Liberal columnist E.J Dionne is concerned about recent efforts by conservative leaders to rebrand the Republican Party.
He applauds House Majority Leader Eric Cantor, R-Va., for "asking what government could do for the middle class," but he worries that "[i]n some states where Republicans control all the levers of power, they are rushing ahead with astonishingly right-wing programs to eviscerate government while shifting the tax burden toward the middle class and the poor and away from the wealthy. In trying to build the Koch brothers' dystopias, they are turning states in laboratories of reaction."
Dionne goes on to cite Republican Gov. Sam Brownback's Kansas as an example of these "Koch brothers' dystopias" and warns, "The 'Red State model' is likely to take hold in only a few states -- and may provoke a backlash."
Really? Has Boston-born and Harvard-educated Dionne visited Kansas recently? (Or ever?)
If Dionne were to bother to visit Kansas, he would find a state with an unemployment rate of 5.4 percent, a full 2.5 points below the nation's 7.9 percent average. Despite "eviscerated" state government spending, Kansas' fourth- and eighth-graders beat the national average in both math and reading scores. The state's 11.2 percent poverty rate is also well below the national 15.8 percent national average. And despite all those evil tax cuts for the rich, the gap between Kansas' wealthiest and poorest citizens is also much smaller than the national average.
The most recent Jayhawk Poll showed Brownback enjoying a 55 percent to 37 percent approval rating. But I'm sure the backlash Dionne predicted is just around the corner.
Meanwhile, things are playing out a bit differently in the progressive utopia of California, where Democrats control not only the governor's mansion, but two-thirds majorities in both legislative chambers.
At 9.8 percent, unemployment is a bit higher in the Golden State then in Kansas -- or the rest of the country, for that matter. Despite California spending far more per student than most states, its fourth- and eighth-graders perform far worse on reading and math proficiency scores than the average American students. A third of all the welfare recipients in the United States live in California, and the Census Bureau reports that the state also has the nation's highest poverty rate. Almost one-quarter (23.5 percent) of Californians live below the poverty line.
And there is plenty of wealth to go around in California, but it also has one of the nation's highest levels of income inequality. According to the Census Bureau, it is getting more and not less unequal.
That may change too. Gov. Jerry Brown just pushed through a $6.8 billion tax hike this November that gives California the highest marginal tax rate in the nation. With millionaires across the state quickly buying up real estate in Lake Tahoe and Las Vegas, Brown's tax hike may lessen income inequality after all -- by driving so many wealthy Californians out of the state entirely.

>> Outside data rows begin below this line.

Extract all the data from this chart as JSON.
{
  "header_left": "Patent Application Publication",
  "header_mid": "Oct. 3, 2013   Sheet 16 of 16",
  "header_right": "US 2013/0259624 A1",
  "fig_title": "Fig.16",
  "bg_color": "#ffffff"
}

If anybody should be asking, "What can government do to help the middle class?" it is the Democrats. The party's environmental agenda has driven up the price of energy, making it harder for families to put gas in their tanks and unprofitable for employers to keep factories in the U.S. Obamacare has driven up the cost of employment, contributing to the weakest labor market recovery since the Great Depression and prompting some employers to cut existing workers' hours and find other creative ways to avoid paying massive fines and tax penalties.
There is no doubt that Republicans need to rebrand their party, but the Democrats need to take a long, hard look at what their policies are doing to America's middle class.